PingDirectory

Defining resource limits in operational attributes

Although the global configuration defines default values for several resource limits, it is possible to override those default values on a per-user basis by adding an appropriate set of operational attributes to the user’s entry.

Resource limits set through operational attributes can grant a user a higher limit than is available by default in the global configuration, or it can impose a lower limit than would otherwise be permitted by default.

These operational attributes include:

Attribute Description

ds-rlim-size-limit

The maximum number of entries that the user is allowed to retrieve in any single search operation. A value of zero indicates that no size limit is enforced for the user. If this attribute is present in a user’s entry, then it overrides the default size-limit value from the global configuration.

ds-rlim-time-limit

The maximum length of time in seconds that the server is allowed to spend processing any single search operation for the user. A value of zero indicates that no time limit is enforced for the user. If this attribute is present in a user’s entry, then it overrides the default time-limit value from the global configuration.

ds-rlim-lookthrough-limit

The maximum number of entries that the server is allowed to examine while processing any single search operation for the user. A value of zero indicates that no lookthrough limit is enforced for the user. If this attribute is present in a user’s entry, then it overrides the default lookthrough-limit value from the global configuration.

ds-rlim-idle-time-limit

The maximum length of time in seconds that the user is allowed to have an idle connection (one in which no operations in progress) established. A value of zero indicates that no idle time limit is enforced for the user. If this attribute is present in a user’s entry, then it overrides the default idle-time-limit value from the global configuration.

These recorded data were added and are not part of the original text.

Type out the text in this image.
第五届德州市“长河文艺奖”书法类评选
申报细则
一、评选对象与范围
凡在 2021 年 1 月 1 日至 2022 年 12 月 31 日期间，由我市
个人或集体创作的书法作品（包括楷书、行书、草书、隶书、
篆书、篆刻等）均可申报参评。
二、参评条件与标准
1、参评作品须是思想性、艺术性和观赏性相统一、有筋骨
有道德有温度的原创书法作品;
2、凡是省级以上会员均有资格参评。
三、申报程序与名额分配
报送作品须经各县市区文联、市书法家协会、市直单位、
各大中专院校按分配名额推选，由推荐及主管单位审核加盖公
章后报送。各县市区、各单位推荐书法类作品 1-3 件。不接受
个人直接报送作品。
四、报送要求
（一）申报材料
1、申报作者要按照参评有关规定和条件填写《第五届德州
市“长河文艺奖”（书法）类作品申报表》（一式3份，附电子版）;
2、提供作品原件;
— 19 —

ds-rlim-ldap-join-size-limit

The maximum number of entries that are joined with any single search result entry when processing a search request that includes the LDAP join request control. A value of zero indicates that no LDAP join size limit is enforced for the user. If this attribute is present in the user’s entry, then it overrides the default ldap-join-size-limit from the global configuration.

Each of these attributes can be explicitly set in the entries for users that should have a value that is different from the corresponding property in the global configuration. You can also use virtual attributes to dynamically assign values for these attributes using criteria like the location or content of the user’s entry or the groups in which that user is a member or the client connection policy to which they are assigned.